2. La synthèse d’une vie

Imaginée autour de la pièce de Claude Gauvreau, la Valse de l’asile n’est pas une pièce typique de Walter Boudreau, enfin, le Walter que l’on connaît depuis qu’a débuté sa vie de compositeur « sérieux », soit après cette période psychotronique de L’Infonie, où il intégrait la musique impressionniste au rock et au jazz contemporain.

Lorraine Pintal, metteuse en scène de la pièce, avait insisté pour que la musique de cette pièce de Claude Gauvreau ne soit pas trop prise de tête, avec le résultat que l’on sait.

«  J’ai un vécu très particulier, rappelle Walter Boudreau. J’ai des chums dans tous les genres de musique – musique actuelle, musique contemporaine, musique classique, musique ancienne, chant grégorien, rock, jazz, etc. Or, jusque-là, je n’étais pas prêt à réunir toutes les phases de ma vie musicale. Et peut-être n’aurais-je jamais fait cet exercice de synthèse si je n’avais pas fait la connaissance d’Alain Lefèvre, qui a fait en sorte que tous les chaudrons mijotant sur ma cuisinière se déversent dans une seule grande marmite. »

Ainsi, le Concerto de l’asile est une « œuvre de synthèse », c’est-à-dire qu’elle déborde largement les procédés compositionnels inhérents à la musique contemporaine telle qu’on la connaît dans l’œuvre de Walter Boudreau. Mélodies consonantes et harmonies tonales y sont aussi admises.

« Je fais la paix avec plusieurs aspects de ma personnalité musicale, corrobore le compositeur. Ce concerto m’a permis de renouer avec toute une palette de couleurs et d’expressions qui étaient en veilleuse chez moi. Si tu donnes, tu reçois. Cette inclusion se révèle dans une œuvre qui, pourtant, ne fait aucune concession.
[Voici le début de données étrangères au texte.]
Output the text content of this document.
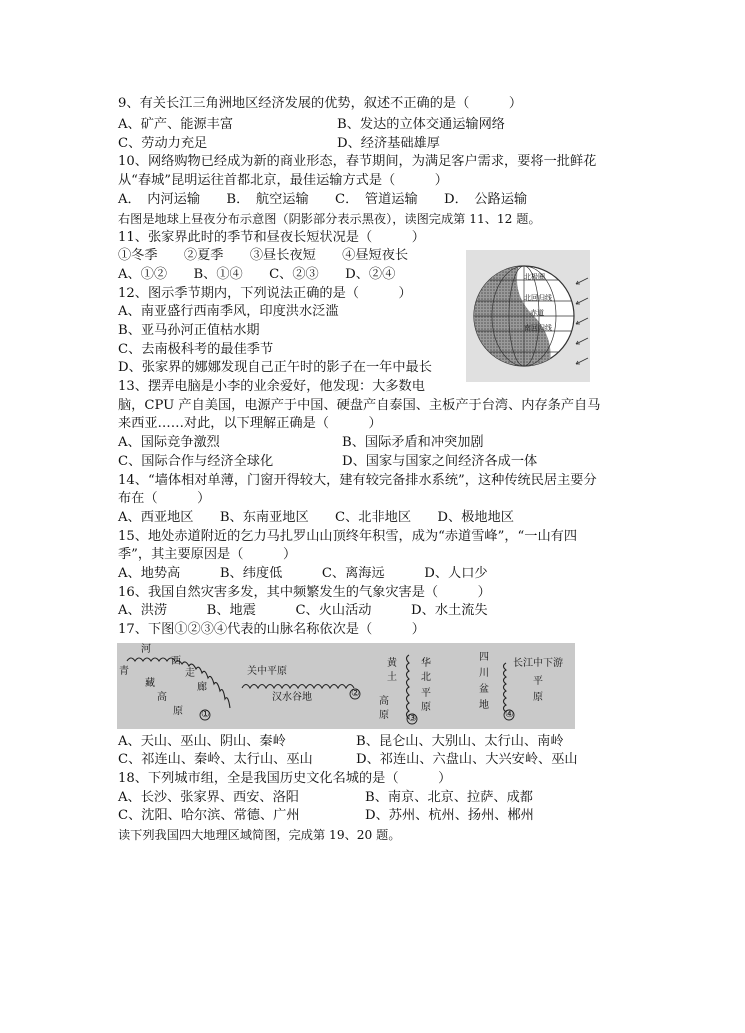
9、有关长江三角洲地区经济发展的优势，叙述不正确的是（　　　）
A、矿产、能源丰富	B、发达的立体交通运输网络
C、劳动力充足	D、经济基础雄厚
10、网络购物已经成为新的商业形态，春节期间，为满足客户需求，要将一批鲜花
从“春城”昆明运往首都北京，最佳运输方式是（　　　）
A．　内河运输　　B．　航空运输　　C．　管道运输　　D．　公路运输
右图是地球上昼夜分布示意图（阴影部分表示黑夜），读图完成第 11、12 题。
11、张家界此时的季节和昼夜长短状况是（　　　）
①冬季　　②夏季　　③昼长夜短　　④昼短夜长
A、①②　　B、①④　　C、②③　　D、②④
12、图示季节期内，下列说法正确的是（　　　）
A、南亚盛行西南季风，印度洪水泛滥
B、亚马孙河正值枯水期
C、去南极科考的最佳季节
D、张家界的娜娜发现自己正午时的影子在一年中最长
北极圈
北回归线
赤道
南回归线
13、摆弄电脑是小李的业余爱好，他发现：大多数电
脑，CPU 产自美国，电源产于中国、硬盘产自泰国、主板产于台湾、内存条产自马
来西亚……对此，以下理解正确是（　　　）
A、国际竞争激烈	B、国际矛盾和冲突加剧
C、国际合作与经济全球化	D、国家与国家之间经济各成一体
14、“墙体相对单薄，门窗开得较大，建有较完备排水系统”，这种传统民居主要分
布在（　　　）
A、西亚地区　　B、东南亚地区　　C、北非地区　　D、极地地区
15、地处赤道附近的乞力马扎罗山山顶终年积雪，成为“赤道雪峰”，“一山有四
季”，其主要原因是（　　　）
A、地势高　　　B、纬度低　　　C、离海远　　　D、人口少
16、我国自然灾害多发，其中频繁发生的气象灾害是（　　　）
A、洪涝　　　B、地震　　　C、火山活动　　　D、水土流失
17、下图①②③④代表的山脉名称依次是（　　　）
河
西
走
廊
青
藏
高
原 ①
关中平原
汉水谷地	②
黄
土
高
原
华
北
平
原
③
四
川
盆
地
长江中下游
平
原
④
A、天山、巫山、阴山、秦岭	B、昆仑山、大别山、太行山、南岭
C、祁连山、秦岭、太行山、巫山	D、祁连山、六盘山、大兴安岭、巫山
18、下列城市组，全是我国历史文化名城的是（　　　）
A、长沙、张家界、西安、洛阳	B、南京、北京、拉萨、成都
C、沈阳、哈尔滨、常德、广州	D、苏州、杭州、扬州、郴州
读下列我国四大地理区域简图，完成第 19、20 题。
Ce que j’aime avec ce concerto, en fait, c’est qu’il se prête à toutes les circonstances. »

3. Création et… recréation

Le Concerto de l’asile fut créé par l’OSM en 2013… et ce ne fut pas un événement heureux. Si nos interviewés préfèrent éviter le sujet, il faut tout de même y revenir brièvement : 

« Dans le monde de la musique classique, déplore Walter Boudreau, il arrive que les chefs se débarrassent des œuvres de création, car ils viennent défendre leur répertoire. De toute évidence, le chef invité [Ludovic Morlot] n’avait pas étudié la partition. »

Par la suite, le vent s’est mis à souffler dans la bonne direction. Des orchestres ont manifesté leur intérêt pour un enregistrement de l’œuvre, sans pour autant trouver le financement nécessaire… jusqu’à ce que, en 2015, la direction de l’Orchestre du Centre national des Arts (CNA) et son chef Alexander Shelly s’impliquent vraiment dans ce projet.
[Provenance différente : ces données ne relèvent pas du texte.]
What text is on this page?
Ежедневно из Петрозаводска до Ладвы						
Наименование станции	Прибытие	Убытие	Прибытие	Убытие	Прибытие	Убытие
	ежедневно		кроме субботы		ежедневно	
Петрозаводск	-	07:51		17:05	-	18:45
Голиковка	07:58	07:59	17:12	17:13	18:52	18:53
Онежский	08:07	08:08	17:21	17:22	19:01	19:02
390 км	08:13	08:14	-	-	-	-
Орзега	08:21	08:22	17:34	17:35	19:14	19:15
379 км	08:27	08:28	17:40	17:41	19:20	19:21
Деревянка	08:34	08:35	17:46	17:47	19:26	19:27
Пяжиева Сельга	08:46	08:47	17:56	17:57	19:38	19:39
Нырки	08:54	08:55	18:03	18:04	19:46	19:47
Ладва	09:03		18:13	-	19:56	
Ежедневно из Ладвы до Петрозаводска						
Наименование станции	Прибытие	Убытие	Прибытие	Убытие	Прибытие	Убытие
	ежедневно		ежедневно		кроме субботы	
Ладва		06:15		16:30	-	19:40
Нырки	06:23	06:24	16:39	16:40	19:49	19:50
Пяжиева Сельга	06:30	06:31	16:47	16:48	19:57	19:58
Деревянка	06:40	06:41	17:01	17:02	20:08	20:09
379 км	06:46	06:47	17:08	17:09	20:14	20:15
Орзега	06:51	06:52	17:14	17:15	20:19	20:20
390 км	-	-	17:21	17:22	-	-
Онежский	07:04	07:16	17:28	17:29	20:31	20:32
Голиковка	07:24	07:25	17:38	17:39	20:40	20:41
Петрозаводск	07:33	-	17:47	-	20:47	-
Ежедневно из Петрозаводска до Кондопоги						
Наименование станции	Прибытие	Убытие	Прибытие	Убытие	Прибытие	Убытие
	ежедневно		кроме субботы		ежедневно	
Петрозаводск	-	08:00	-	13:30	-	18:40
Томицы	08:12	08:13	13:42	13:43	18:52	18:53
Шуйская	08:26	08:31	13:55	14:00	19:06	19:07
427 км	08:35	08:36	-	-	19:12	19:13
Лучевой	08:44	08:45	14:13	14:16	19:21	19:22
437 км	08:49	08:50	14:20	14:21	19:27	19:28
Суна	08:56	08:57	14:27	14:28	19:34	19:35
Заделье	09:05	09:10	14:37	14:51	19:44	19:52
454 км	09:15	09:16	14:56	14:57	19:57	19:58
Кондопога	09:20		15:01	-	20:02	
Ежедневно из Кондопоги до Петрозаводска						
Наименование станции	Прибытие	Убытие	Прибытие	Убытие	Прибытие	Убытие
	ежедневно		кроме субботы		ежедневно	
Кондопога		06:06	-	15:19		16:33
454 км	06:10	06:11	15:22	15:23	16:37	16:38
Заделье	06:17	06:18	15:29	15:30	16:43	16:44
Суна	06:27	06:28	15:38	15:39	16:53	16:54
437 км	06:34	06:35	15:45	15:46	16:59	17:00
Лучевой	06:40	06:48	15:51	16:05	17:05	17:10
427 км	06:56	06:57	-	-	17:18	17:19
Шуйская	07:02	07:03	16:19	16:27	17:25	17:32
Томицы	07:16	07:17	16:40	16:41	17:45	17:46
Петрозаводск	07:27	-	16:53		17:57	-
« La maison Analekta avait pris des dispositions pour faire évoluer le projet avec l’Orchestre du CNA, raconte Alain Lefèvre. Entre-temps, Warner Classics m’a proposé un contrat à long terme… il y a eu des tractations entre les deux compagnies, et finalement Analekta, chez qui j’avais toujours été heureux, a obtenu cet enregistrement. » 
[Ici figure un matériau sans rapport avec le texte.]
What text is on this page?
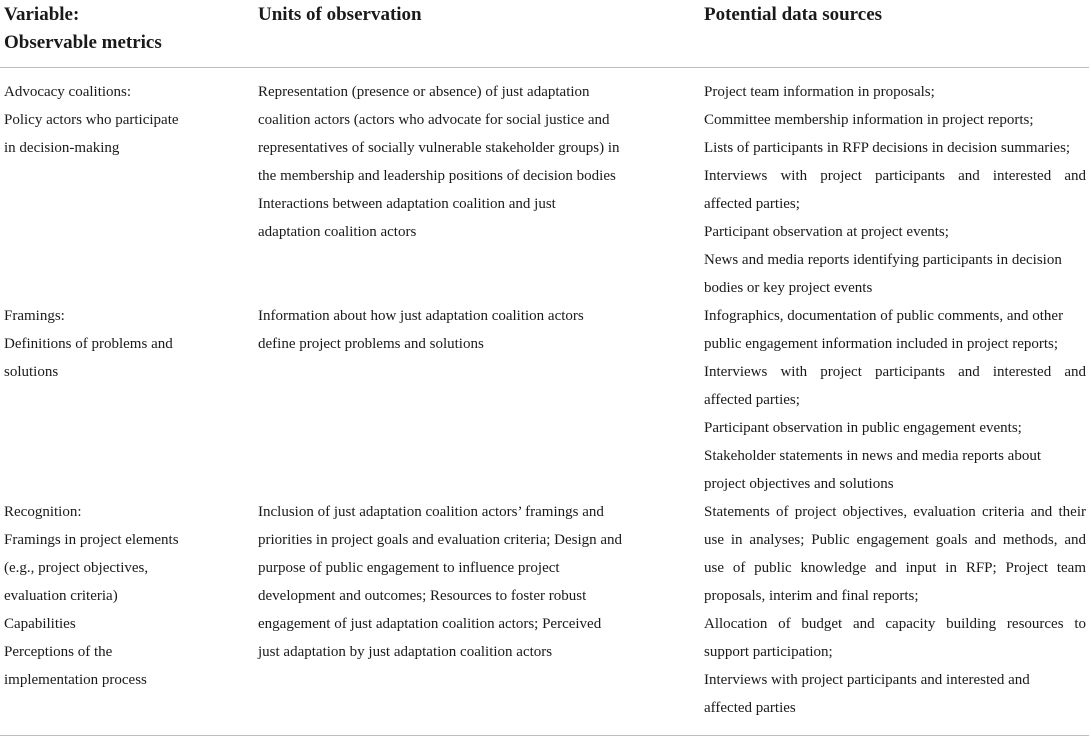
Variable:
Observable metrics
Units of observation	Potential data sources
Advocacy coalitions:
Policy actors who participate
in decision-making
Representation (presence or absence) of just adaptation
coalition actors (actors who advocate for social justice and
representatives of socially vulnerable stakeholder groups) in
the membership and leadership positions of decision bodies
Interactions between adaptation coalition and just
adaptation coalition actors
Project team information in proposals;
Committee membership information in project reports;
Lists of participants in RFP decisions in decision summaries;
Interviews with project participants and interested and
affected parties;
Participant observation at project events;
News and media reports identifying participants in decision
bodies or key project events
Framings:
Definitions of problems and
solutions
Information about how just adaptation coalition actors
define project problems and solutions
Infographics, documentation of public comments, and other
public engagement information included in project reports;
Interviews with project participants and interested and
affected parties;
Participant observation in public engagement events;
Stakeholder statements in news and media reports about
project objectives and solutions
Recognition:
Framings in project elements
(e.g., project objectives,
evaluation criteria)
Capabilities
Perceptions of the
implementation process
Inclusion of just adaptation coalition actors’ framings and
priorities in project goals and evaluation criteria; Design and
purpose of public engagement to influence project
development and outcomes; Resources to foster robust
engagement of just adaptation coalition actors; Perceived
just adaptation by just adaptation coalition actors
Statements of project objectives, evaluation criteria and their
use in analyses; Public engagement goals and methods, and
use of public knowledge and input in RFP; Project team
proposals, interim and final reports;
Allocation of budget and capacity building resources to
support participation;
Interviews with project participants and interested and
affected parties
« Chez Warner, on capote sur le Concerto et on souhaite toujours le faire vivre. » 

— Alain Lefèvre

Le pianiste de concert dit avoir mis beaucoup de soin dans sa préparation de l’exécution de l’œuvre que son ami Walter Boudreau a composée pour lui.

« J’ai travaillé le concerto de Walter comme j’avais appris à exécuter les œuvres de Chopin. C’est le seul mérite que je m’accorde. Je le fais, car j’estime que les compositeurs doivent être joués, au-delà de la liste connue du répertoire classique. Je l’ai fait pour André Mathieu, je le fais maintenant pour Walter… comme Arthur Rubinstein l’avait fait pour Karol Szymanowski, comme Maurizio Pollini l’avait fait pour Luigi Nono. Ainsi, 40 % de ma production présentée à l’étranger est constituée de musique canadienne. Pour Walter, ma bataille ne fait que commencer : je veux que ce concerto soit joué partout. C’est de l’oxygène pour le public. »

Le Concerto de l’asile a été enregistré avec l’Orchestre du Centre national des Arts sous la direction d’Alexander Shelley. La pièce a été lancée cet automne sur l’album Aux frontières de nos rêves, sous étiquette Analekta.